Word of the Year 2018
Every year here at HH we turn over our choice of Word of the Year to you lovely people—and 2018 was no exception. The usual rules applied: we posted a shortlist of five suitably apposite and typically obscure words here on HH.com and opened the votes to you.
It was a close run thing between two finalists in particular in 2018, both of which were tied at the top of the leaderboard for a fair few days. But scooping a full 37% of all the votes, the 2018 HH Word of the Year is...
dogmatic language; the notion that merely saying or asserting something, however untrue, makes it fact
Fake news was named Collins Dictionaries’ Word of the Year in 2017, but here at HH we need something a little more obscure to sum up the twenty-first century’s obsession with dogmatic disinformation. Step up to the plant, then, a word coined way back in 1885: ipsedixitism.
Derived from the Latin tag ipse dixit (literally “he said it himself”, the motto of Ancient Greece’s Pythagorean philosophers, no less), ipsedixitism is another word for dogmatic, doctrinal, and often entirely unreliable speech or language. Saying something is true just because you say it is? That’s ipsedixitism. Not got any evidence to support what you believe but what to state that you believe it anyway? That’s ipsedixitism. And it’s also your choice of HH Word of the Year 2018.
to long for something that is now lost; to desire with loss or regret
One of 2018’s most popular HH tweets was the word beochaoineadh, defined as an Irish “elegy for the living”—a lament for someone who is alive, but who has gone away or is dearly missed. (JK Rowling tagging that tweet with the name “Barack Obama” probably had something to do with it blowing up online, and, y’know, blowing up HH’s phone.)
But as a not entirely naturalized English word, we couldn’t nominate that here. So instead, we opted for desiderate—your third place word—which as we explained on Twitter back in October, is “to desire something that is lost or that you regret ever losing.”
AND THE REST...
the belief that the world is getting worse
Agathism ended things on a tentatively optimistic note when it was crowned 2017’s Word of the Year; this year, we shortlisted its direct opposite. Pejorism—a word that gained a lot of notice over on HH back in March—derives from pejor, a Latin word essentially meaning “worse”, and ultimately refers to the feeling that the world is getting worse.
Pessimism, in case you’re wondering what the difference is, derives from pessimus, meaning “worst”; when it first appeared in the language in the late 1700s, it simply meant “the worst state possible”. We might not be quite there yet, but from our politics to global warnings on climate change, 2018 hasn’t given us an awful lot to cling on to. Or so the pejorist in you might be forgiven for thinking...

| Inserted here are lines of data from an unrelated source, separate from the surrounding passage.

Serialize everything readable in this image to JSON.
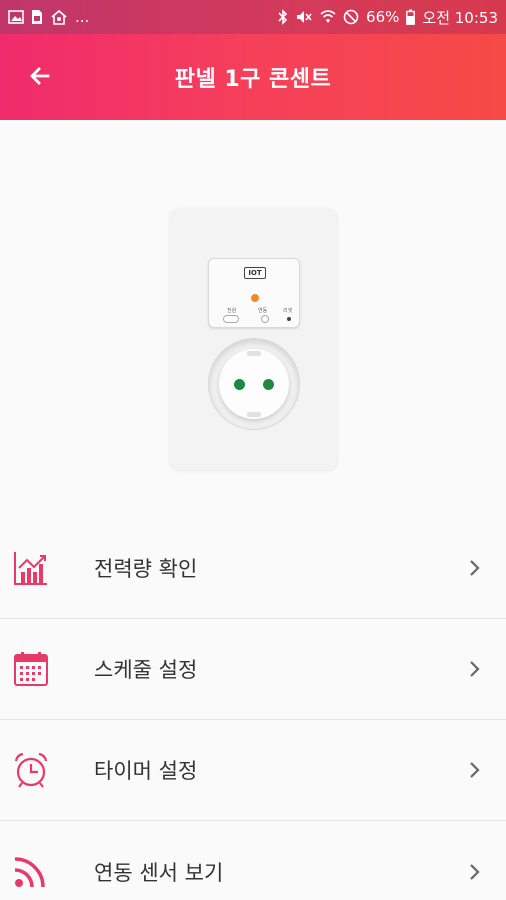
{
  "status_bar": {
    "battery": "66%",
    "time": "오전 10:53",
    "overflow": "...",
    "icons": [
      "image-icon",
      "sim-icon",
      "home-icon",
      "bluetooth-icon",
      "mute-icon",
      "wifi-icon",
      "dnd-icon",
      "battery-icon"
    ]
  },
  "app_bar": {
    "title": "판넬 1구 콘센트",
    "back_icon": "arrow-left-icon"
  },
  "device_image": {
    "module_label": "IOT",
    "button_labels": [
      "전원",
      "연동",
      "리셋"
    ]
  },
  "menu": [
    {
      "label": "전력량 확인",
      "icon": "chart-icon"
    },
    {
      "label": "스케줄 설정",
      "icon": "calendar-icon"
    },
    {
      "label": "타이머 설정",
      "icon": "alarm-clock-icon"
    },
    {
      "label": "연동 센서 보기",
      "icon": "signal-icon"
    }
  ],
  "colors": {
    "accent": "#e83a68",
    "gradient_start": "#f02b6c",
    "gradient_end": "#f64a45"
  }
}
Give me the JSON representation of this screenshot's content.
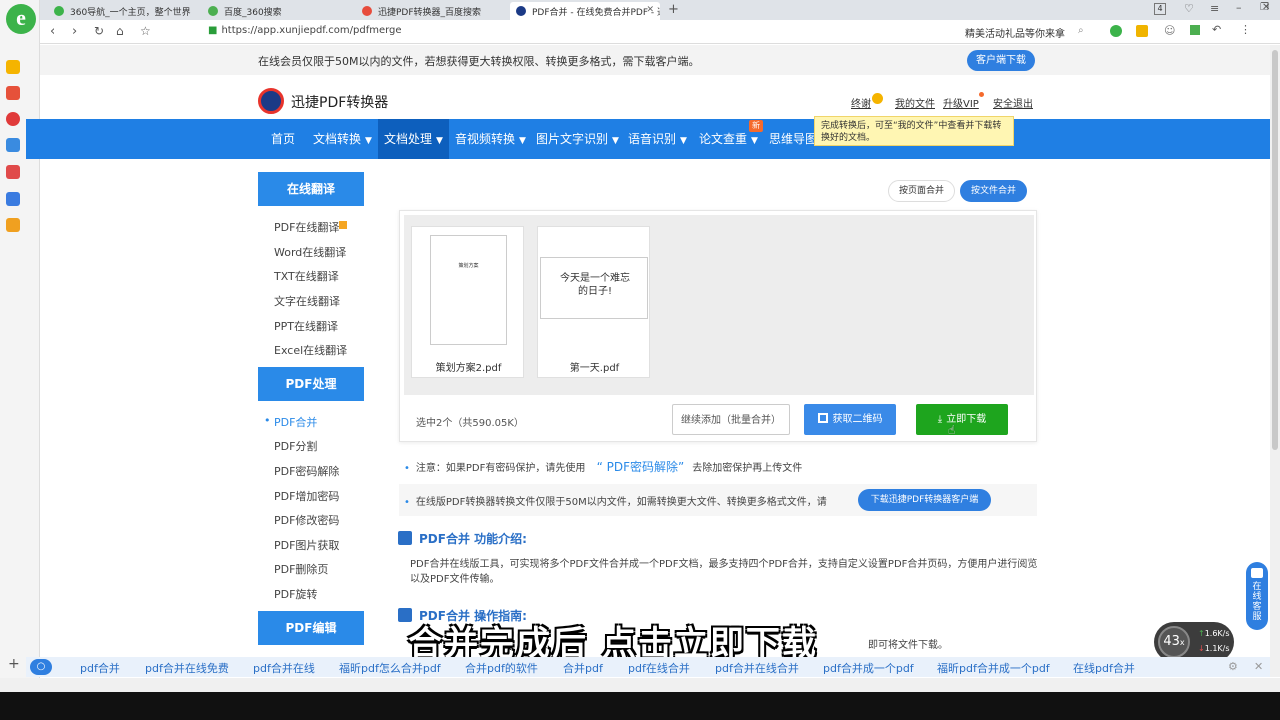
{
  "browser": {
    "tabs": [
      {
        "label": "360导航_一个主页，整个世界",
        "active": false
      },
      {
        "label": "百度_360搜索",
        "active": false
      },
      {
        "label": "迅捷PDF转换器_百度搜索",
        "active": false
      },
      {
        "label": "PDF合并 - 在线免费合并PDF - 迅",
        "active": true
      }
    ],
    "url": "https://app.xunjiepdf.com/pdfmerge",
    "right_text": "精美活动礼品等你来拿",
    "tab_count": "4"
  },
  "notice": {
    "text": "在线会员仅限于50M以内的文件，若想获得更大转换权限、转换更多格式，需下载客户端。",
    "button": "客户端下载"
  },
  "header": {
    "logo_text": "迅捷PDF转换器",
    "links": [
      "终谢",
      "我的文件",
      "升级VIP",
      "安全退出"
    ],
    "tooltip": "完成转换后，可至“我的文件”中查看并下载转换好的文档。"
  },
  "nav": {
    "items": [
      {
        "label": "首页",
        "caret": false
      },
      {
        "label": "文档转换",
        "caret": true
      },
      {
        "label": "文档处理",
        "caret": true
      },
      {
        "label": "音视频转换",
        "caret": true
      },
      {
        "label": "图片文字识别",
        "caret": true
      },
      {
        "label": "语音识别",
        "caret": true
      },
      {
        "label": "论文查重",
        "caret": true
      },
      {
        "label": "思维导图",
        "caret": false
      }
    ],
    "badge": "新"
  },
  "sidebar": {
    "sections": [
      {
        "title": "在线翻译",
        "items": [
          "PDF在线翻译",
          "Word在线翻译",
          "TXT在线翻译",
          "文字在线翻译",
          "PPT在线翻译",
          "Excel在线翻译"
        ]
      },
      {
        "title": "PDF处理",
        "items": [
          "PDF合并",
          "PDF分割",
          "PDF密码解除",
          "PDF增加密码",
          "PDF修改密码",
          "PDF图片获取",
          "PDF删除页",
          "PDF旋转"
        ]
      },
      {
        "title": "PDF编辑",
        "items": []
      }
    ],
    "active_item": "PDF合并"
  },
  "main": {
    "modes": [
      "按页面合并",
      "按文件合并"
    ],
    "files": [
      {
        "name": "策划方案2.pdf",
        "thumb_text": "策划方案"
      },
      {
        "name": "第一天.pdf",
        "thumb_text": "今天是一个难忘的日子!"
      }
    ],
    "selection_info": "选中2个（共590.05K）",
    "buttons": {
      "continue_add": "继续添加（批量合并）",
      "qr": "获取二维码",
      "download": "立即下载"
    },
    "note1_prefix": "注意：如果PDF有密码保护，请先使用",
    "note1_link": "“ PDF密码解除”",
    "note1_suffix": "去除加密保护再上传文件",
    "note2": "在线版PDF转换器转换文件仅限于50M以内文件，如需转换更大文件、转换更多格式文件，请",
    "note2_button": "下载迅捷PDF转换器客户端",
    "section1_title": "PDF合并 功能介绍:",
    "section1_body": "PDF合并在线版工具，可实现将多个PDF文件合并成一个PDF文档，最多支持四个PDF合并，支持自定义设置PDF合并页码，方便用户进行阅览以及PDF文件传输。",
    "section2_title": "PDF合并 操作指南:",
    "section2_body_partial": "即可将文件下载。"
  },
  "subtitle": "合并完成后 点击立即下载",
  "float": {
    "service": "在线客服",
    "speed_pct": "43",
    "speed_unit": "x",
    "up": "1.6K/s",
    "down": "1.1K/s"
  },
  "search_keywords": [
    "pdf合并",
    "pdf合并在线免费",
    "pdf合并在线",
    "福昕pdf怎么合并pdf",
    "合并pdf的软件",
    "合并pdf",
    "pdf在线合并",
    "pdf合并在线合并",
    "pdf合并成一个pdf",
    "福昕pdf合并成一个pdf",
    "在线pdf合并"
  ],
  "colors": {
    "primary": "#1f7fe4",
    "download": "#1ea51e",
    "accent_blue": "#2f7fe0"
  }
}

a powerful, determined woman
We were tempted to give cyanescent, meaning “gradually turning blue”, a shout out in this year’s shortlist, after it went so well on Twitter (and on the new HH InstArt channel) following the 2018 US midterms. But what made that “blue wave” so significant was the number of trailblazing women who made history as part of it. And put the likes of Alexandria Ocasio-Cortez and Rashida Tlaib, the first Muslim women ever elected to US Congress, alongside figureheads like Jacinda Ardern, Dr Christine Blasey Ford, Nobel Peace Prize winner Nadia Muradi, and Parkland shooting survivor Emma Gonzalez—and add in the fact that 2018 was the 100th anniversary of women’s suffrage here in the UK—and, boy (or rather, girl) did you have a good case for making Zenobia your Word of the Year.
The name of a 3rd century queen of Palmyra who saw off the Roman Empire and grew her kingdom to its greatest ever size (more on her here), Zenobia is a metaphor for any powerful, determined woman. There were plenty of those to choose from in 2018, but alas, with 34% of the vote, Zenobia was pipped at the post here and ended up in second place.
a man who associates with unpleasant characters solely to act as leader or make himself feel important
Easily one of the oddest words we’ve ever shortlisted for Word of the Year, cock-of-the-company is a term for what Francis Grose’s 1785 Dictionary of the Vulgar Tongue. Back in the eighteenth century, Grose described it as “a weak man, who from the desire of being the head of the company, associates with low people.” It’s a term with overtones of complicity and collusion, and of turning a blind eye to the failures or shortfalls of your associates, simply because power or importance can be gleaned from them. And should you want to, you can provide your own contemporary example of that.